Great Divide Heyday Belgian Style White Ale

Great Divide Brewing Company is a great brewery, putting out some fantastic beers, including the spectacular Claymore Scotch Ale, the light and refreshing Nomad pilsener, and the second best beer I had at the 2013 American Craft Beer Fest, the Chocolate Oak Aged Yeti, an imperial stout that beats out almost anything else in the category.  Their Heyday Belgian Style White Ale, though, is only okay, an acceptable but not particularly special example of the witbier category.  I personally love witbier, including the always delicious Allagash Brewing Company White, and I think it is among the best options for introducing non-beer people to "real" beer, showing them an alternative to the Budweiser and Coors products that many think represent beer.

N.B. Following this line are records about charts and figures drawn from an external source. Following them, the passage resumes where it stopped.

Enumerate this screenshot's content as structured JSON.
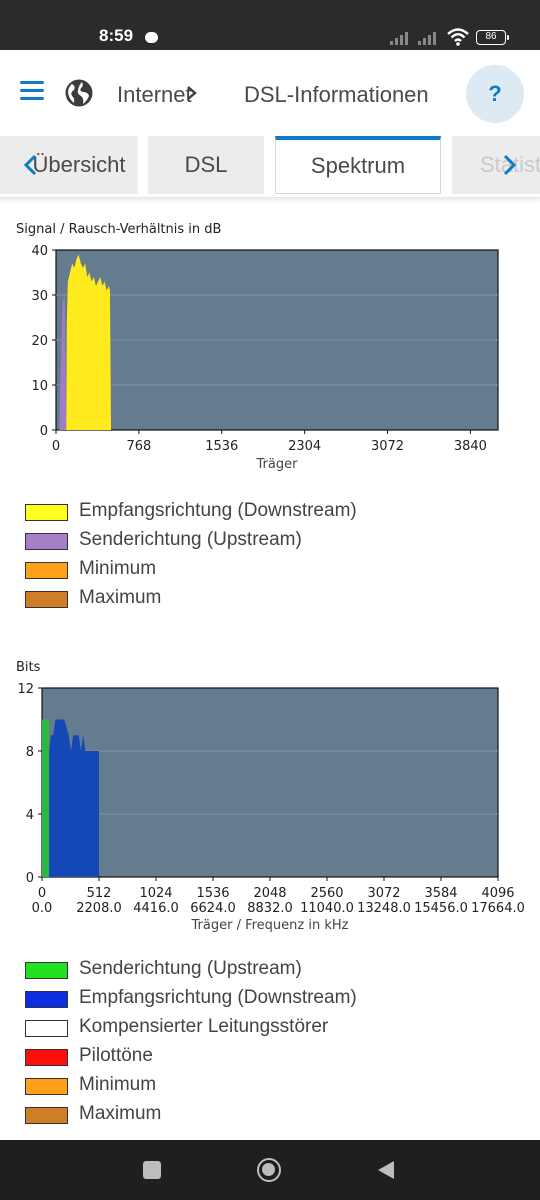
{
  "status": {
    "time": "8:59",
    "battery": "86"
  },
  "header": {
    "breadcrumb": [
      "Internet",
      "DSL-Informationen"
    ],
    "help_label": "?"
  },
  "tabs": [
    {
      "label": "Übersicht"
    },
    {
      "label": "DSL"
    },
    {
      "label": "Spektrum",
      "active": true
    },
    {
      "label": "Statistik"
    }
  ],
  "colors": {
    "accent": "#0f7ac8",
    "plot_bg": "#657b8e",
    "downstream_snr": "#ffea1d",
    "upstream_snr": "#a07cc6",
    "upstream_bits": "#2ab942",
    "downstream_bits": "#1448b7",
    "minimum": "#ff9c10",
    "maximum": "#cc7a23",
    "pilot": "#ff0000"
  },
  "snr_chart": {
    "title": "Signal / Rausch-Verhältnis in dB",
    "legend": [
      {
        "label": "Empfangsrichtung (Downstream)",
        "color": "#ffff20"
      },
      {
        "label": "Senderichtung (Upstream)",
        "color": "#a77fc8"
      },
      {
        "label": "Minimum",
        "color": "#ff9f1a"
      },
      {
        "label": "Maximum",
        "color": "#cf7d27"
      }
    ]
  },
  "bits_chart": {
    "title": "Bits",
    "legend": [
      {
        "label": "Senderichtung (Upstream)",
        "color": "#22e022"
      },
      {
        "label": "Empfangsrichtung (Downstream)",
        "color": "#0a2ee0"
      },
      {
        "label": "Kompensierter Leitungsstörer",
        "color": "#ffffff"
      },
      {
        "label": "Pilottöne",
        "color": "#ff0d0d"
      },
      {
        "label": "Minimum",
        "color": "#ff9f1a"
      },
      {
        "label": "Maximum",
        "color": "#cf7d27"
      }
    ]
  },
  "chart_data": [
    {
      "type": "area",
      "title": "Signal / Rausch-Verhältnis in dB",
      "xlabel": "Träger",
      "ylabel": "",
      "xlim": [
        0,
        4096
      ],
      "ylim": [
        0,
        40
      ],
      "xticks": [
        "0",
        "768",
        "1536",
        "2304",
        "3072",
        "3840"
      ],
      "yticks": [
        "0",
        "10",
        "20",
        "30",
        "40"
      ],
      "series": [
        {
          "name": "Senderichtung (Upstream)",
          "x": [
            32,
            40,
            60,
            80,
            95
          ],
          "y": [
            0,
            10,
            28,
            30,
            0
          ]
        },
        {
          "name": "Empfangsrichtung (Downstream)",
          "x": [
            95,
            100,
            110,
            130,
            150,
            170,
            190,
            210,
            230,
            250,
            270,
            290,
            310,
            330,
            350,
            370,
            390,
            410,
            430,
            450,
            470,
            490,
            500,
            510
          ],
          "y": [
            0,
            24,
            33,
            35,
            37,
            36,
            38,
            39,
            37,
            36,
            37,
            34,
            35,
            33,
            34,
            32,
            33,
            34,
            32,
            33,
            31,
            32,
            31,
            0
          ]
        }
      ]
    },
    {
      "type": "area",
      "title": "Bits",
      "xlabel": "Träger / Frequenz in kHz",
      "ylabel": "",
      "xlim": [
        0,
        4096
      ],
      "ylim": [
        0,
        12
      ],
      "xticks": [
        "0",
        "512",
        "1024",
        "1536",
        "2048",
        "2560",
        "3072",
        "3584",
        "4096"
      ],
      "xticks2": [
        "0.0",
        "2208.0",
        "4416.0",
        "6624.0",
        "8832.0",
        "11040.0",
        "13248.0",
        "15456.0",
        "17664.0"
      ],
      "yticks": [
        "0",
        "4",
        "8",
        "12"
      ],
      "series": [
        {
          "name": "Senderichtung (Upstream)",
          "x": [
            0,
            64
          ],
          "y": [
            10,
            10
          ]
        },
        {
          "name": "Empfangsrichtung (Downstream)",
          "x": [
            64,
            80,
            100,
            120,
            200,
            240,
            260,
            280,
            330,
            350,
            370,
            390,
            420,
            460,
            512
          ],
          "y": [
            8,
            9,
            9,
            10,
            10,
            9,
            8,
            9,
            9,
            8,
            9,
            8,
            8,
            8,
            8
          ]
        }
      ]
    }
  ]
}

The Heyday is just a little bit too sweet, with a bit more fruitiness than I typically expect.  I expect a little bit of citrus flavor in my witbier, but this just goes a bit too far on the fruit scale.  That said, it is pleasantly wheaty, and an easy drinking beer, than went nicely with the Greek pizza (feta, black olives and tomatoes) I drank it with.  I think this would likely appeal to many who are on the fence about beer, and would likely be a good segue into craft beer for the Blue Moon crowd, but it is not going to hold its own against the top tier examples of the style with major beer fans and aficionados.  This is sort of the sweet white wine of the beer world; it won't offend anyone, but it probably won't thrill anyone either.